Cynmaer Grimmaw by Brandon Nguyen
“Waerkynsceal is the beginning of a series I like to call ‘Tales of the Taigh’ a semi-medieval Celtic lore based fantasy-adventure series. In Waerkynsceal, we follow the heroic deeds of the Durihnd Clan, one of many families of the Taigh, and their involvement with the cunning beasts of the wilds known as Waerkyn. In this first part, we look at Dorland Er Durihnd, the last surviving member of the clan who lives as a simple farmer in the small town of Tippehill. One day, an old Waerkyn by the name of Rulaf Darkpaw wanders into the Taigh after becoming lost and causes damage in his travels. The people grow fearful and call upon the king’s guard – the Vandgard, in order to deal with Rulaf, but as the Vandgard has not had to deal with such issues in many years and their members are made up of spoiled nobility, they take too long to assemble, and so when Rulaf finally makes his way to Tippehill, Dorland, feeling a renewed sense of adventure he had lost from his childhood, takes it upon himself to hunt and possibly kill Rulaf. This encounter sets off a chain reaction in which Cynmaer Grimmaw, the lord of the Waerkyn, goes to avenge Rulaf and seeks out the supposed “Wolf-chaser”. Dorland is once again called upon to handle this Waerkyn, but at the same time, the people plead for the king’s guard to arrive. Will Dorland be able to handle the ferocious and highly dangerous Cynmaer Grimmaw? Read to find out.” – From Amazon
The Taming of Cynmaer Grimmaw is a short story told as a Celtic fairy tale. Mister Nguyen has a mind for storytelling, and it comes through, though the story is perhaps not as original as we would have liked. Wolves terrorize the countryside, and while we will not spoil the ending, Cynmaer is a wolf. We are given several perspectives through the length of the book, but not one of the characters is identifiable enough or likable enough to come through as a real protagonist (with Dorland being quite unlikeable). Told as if someone were telling it rather than as a traditional novel, it gains some points for the intriguing execution but lacks the subtlety or depth we would have liked to see even in a middle-grade novel. There is much more telling than showing, though we grant that to the nature of the story, we never felt we caught a real glimpse of the world that had been made. We saw plenty of Gaelic names with accents in strange places, but nothing that pushed this story to a level that would make it noteworthy. Perhaps the short length, 68 pages, was the greatest detriment to the work.

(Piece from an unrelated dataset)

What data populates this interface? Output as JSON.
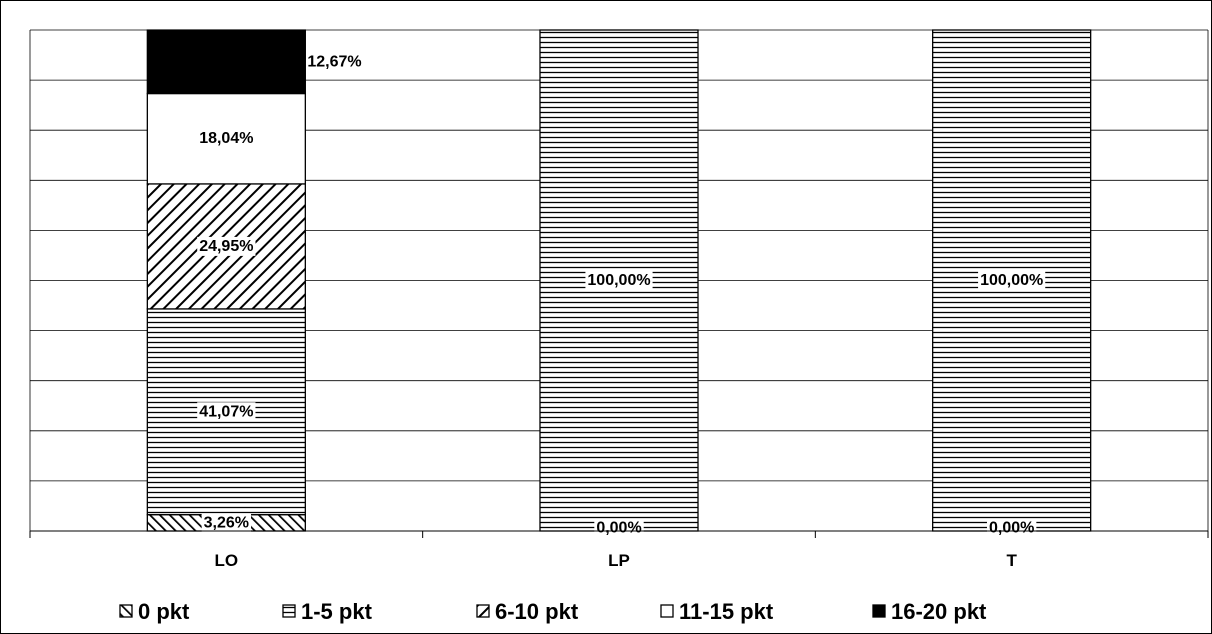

Since it was told as a fable, we looked for a deeper message, but we found we came up dry. That being said, it was enjoyable enough and appears to be the beginning of something better. We look forward to seeing Mister Nguyen’s future as he grows as a writer.
The Rating: C
While an impressive first effort, The Taming of Cynmaer Grimmaw is not something that could be considered a cut above the rest. The lack of character development and the two-dimensional world are difficult to look past, though the execution was good enough to earn it a solid C.